MCPSERV.CLUB
Brycot

Clockify MCP Server

MCP Server

Automate Clockify time tracking with an MCP server

Stale(50)
7stars
0views
Updated Jul 24, 2025

About

The Clockify MCP Server automates interactions with the Clockify time‑tracking platform, enabling automated logging of work hours, task management, and time entry handling to streamline project workflow.

Capabilities

Resources
Access data sources
Tools
Execute functions
Prompts
Pre-built templates
Sampling
AI model interactions

Clockify MCP Server Badge

The Clockify MCP Server bridges the gap between AI assistants and time‑tracking workflows by exposing a lightweight, language‑agnostic interface for creating and managing Clockify entries. Instead of manually logging hours in the web UI, developers can embed simple prompts into their AI workflows and let the assistant create or update time records on behalf of the user. This eliminates repetitive data entry, reduces context switching, and ensures that all work is captured in a single source of truth.

At its core, the server implements the MCP specification to register resources for Clockify time entries. It accepts structured requests from an LLM, validates them against the Clockify API schema, and forwards authenticated calls to Clockify’s REST endpoints. By handling authentication tokens, URL configuration, and error mapping internally, the server frees developers from boilerplate code and allows focus on business logic. The integration is designed to be plug‑in‑ready for Claude Desktop, but any MCP‑compatible client can consume it with minimal effort.

Key capabilities include:

  • Create, update, and retrieve time entries: The server translates natural language prompts into precise API calls, supporting fields such as project ID, task ID, duration, and description.
  • Automatic authentication handling: API tokens are injected via environment variables, keeping credentials out of the prompt and maintaining security best practices.
  • Extensible resource definitions: The server’s schema can be expanded to support tags or custom fields, enabling richer time‑tracking scenarios in future releases.
  • Error translation: API errors are converted into user‑friendly messages, allowing the assistant to provide actionable feedback without exposing raw HTTP status codes.

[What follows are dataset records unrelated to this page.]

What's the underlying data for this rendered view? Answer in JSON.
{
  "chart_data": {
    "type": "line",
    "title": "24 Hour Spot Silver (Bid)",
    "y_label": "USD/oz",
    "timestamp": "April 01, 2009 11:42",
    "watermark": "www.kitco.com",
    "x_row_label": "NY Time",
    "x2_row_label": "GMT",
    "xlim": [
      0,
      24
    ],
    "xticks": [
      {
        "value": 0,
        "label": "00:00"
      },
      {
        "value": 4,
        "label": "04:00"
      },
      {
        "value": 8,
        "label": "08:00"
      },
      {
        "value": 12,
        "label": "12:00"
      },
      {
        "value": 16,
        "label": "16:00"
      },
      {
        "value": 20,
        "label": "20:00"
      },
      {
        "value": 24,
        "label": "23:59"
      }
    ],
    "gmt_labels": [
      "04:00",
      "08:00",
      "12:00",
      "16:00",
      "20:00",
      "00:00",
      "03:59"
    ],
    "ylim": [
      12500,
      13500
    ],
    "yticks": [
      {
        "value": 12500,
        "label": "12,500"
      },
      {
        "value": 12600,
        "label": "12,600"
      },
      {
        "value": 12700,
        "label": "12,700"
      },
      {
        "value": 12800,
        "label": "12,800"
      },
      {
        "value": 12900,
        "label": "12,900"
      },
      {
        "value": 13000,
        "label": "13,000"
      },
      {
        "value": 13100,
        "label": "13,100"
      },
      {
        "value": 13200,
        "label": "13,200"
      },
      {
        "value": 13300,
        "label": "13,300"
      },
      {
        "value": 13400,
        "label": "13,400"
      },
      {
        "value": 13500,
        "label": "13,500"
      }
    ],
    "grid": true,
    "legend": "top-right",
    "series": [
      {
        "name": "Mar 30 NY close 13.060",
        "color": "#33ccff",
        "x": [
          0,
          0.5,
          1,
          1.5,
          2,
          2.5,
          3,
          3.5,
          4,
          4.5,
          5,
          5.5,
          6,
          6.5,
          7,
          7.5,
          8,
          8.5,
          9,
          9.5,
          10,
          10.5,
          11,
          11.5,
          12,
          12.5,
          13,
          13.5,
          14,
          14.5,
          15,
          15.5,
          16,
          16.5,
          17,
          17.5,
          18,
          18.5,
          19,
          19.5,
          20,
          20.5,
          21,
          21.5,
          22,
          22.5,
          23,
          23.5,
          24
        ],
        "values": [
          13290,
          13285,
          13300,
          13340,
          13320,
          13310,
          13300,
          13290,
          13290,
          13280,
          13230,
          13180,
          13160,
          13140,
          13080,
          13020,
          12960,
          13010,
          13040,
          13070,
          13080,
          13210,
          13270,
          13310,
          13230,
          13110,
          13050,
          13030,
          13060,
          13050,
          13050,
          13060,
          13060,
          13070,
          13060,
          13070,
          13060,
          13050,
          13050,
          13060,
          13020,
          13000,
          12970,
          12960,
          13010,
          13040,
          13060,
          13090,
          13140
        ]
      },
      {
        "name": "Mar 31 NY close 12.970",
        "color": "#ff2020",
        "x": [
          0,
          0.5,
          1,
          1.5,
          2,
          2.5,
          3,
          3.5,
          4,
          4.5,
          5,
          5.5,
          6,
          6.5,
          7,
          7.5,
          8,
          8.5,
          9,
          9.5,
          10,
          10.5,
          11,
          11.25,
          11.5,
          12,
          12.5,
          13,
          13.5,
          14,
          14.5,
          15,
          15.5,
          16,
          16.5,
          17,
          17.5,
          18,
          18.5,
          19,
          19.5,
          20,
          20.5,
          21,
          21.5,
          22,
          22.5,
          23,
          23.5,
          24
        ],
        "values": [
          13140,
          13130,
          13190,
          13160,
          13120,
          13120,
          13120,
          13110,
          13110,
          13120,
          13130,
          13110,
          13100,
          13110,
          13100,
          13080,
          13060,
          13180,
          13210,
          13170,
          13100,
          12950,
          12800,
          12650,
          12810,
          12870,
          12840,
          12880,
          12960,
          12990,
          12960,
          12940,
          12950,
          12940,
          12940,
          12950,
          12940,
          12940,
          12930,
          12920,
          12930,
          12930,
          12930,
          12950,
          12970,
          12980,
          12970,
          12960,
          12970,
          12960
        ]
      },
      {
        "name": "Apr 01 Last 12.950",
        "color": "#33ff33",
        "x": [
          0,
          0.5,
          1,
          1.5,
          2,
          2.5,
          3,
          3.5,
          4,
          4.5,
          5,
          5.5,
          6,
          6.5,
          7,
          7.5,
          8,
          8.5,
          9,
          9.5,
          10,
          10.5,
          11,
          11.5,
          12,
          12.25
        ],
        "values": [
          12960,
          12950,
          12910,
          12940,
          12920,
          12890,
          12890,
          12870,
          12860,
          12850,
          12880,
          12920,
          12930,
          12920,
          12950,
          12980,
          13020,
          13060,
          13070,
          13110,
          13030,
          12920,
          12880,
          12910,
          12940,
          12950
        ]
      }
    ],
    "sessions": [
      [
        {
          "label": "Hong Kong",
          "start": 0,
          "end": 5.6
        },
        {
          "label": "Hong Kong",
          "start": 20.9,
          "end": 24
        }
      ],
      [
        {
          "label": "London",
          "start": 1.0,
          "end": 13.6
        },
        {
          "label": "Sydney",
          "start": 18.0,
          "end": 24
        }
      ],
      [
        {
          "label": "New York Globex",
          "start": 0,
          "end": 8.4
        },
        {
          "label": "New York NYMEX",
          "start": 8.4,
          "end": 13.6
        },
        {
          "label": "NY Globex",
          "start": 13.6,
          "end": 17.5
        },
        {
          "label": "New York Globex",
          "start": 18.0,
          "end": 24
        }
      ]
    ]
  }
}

Real‑world use cases span from freelance contractors who need to log billable hours while drafting proposals, to project managers automating sprint reports by summarizing daily work. In a continuous integration pipeline, an AI assistant could automatically record build or test execution times directly into Clockify, keeping analytics up to date without manual intervention.

By integrating seamlessly with AI workflows, the Clockify MCP Server offers developers a single point of interaction for time management tasks. Its lightweight design, adherence to MCP standards, and focus on developer ergonomics make it a standout tool for anyone looking to embed time‑tracking into conversational AI experiences.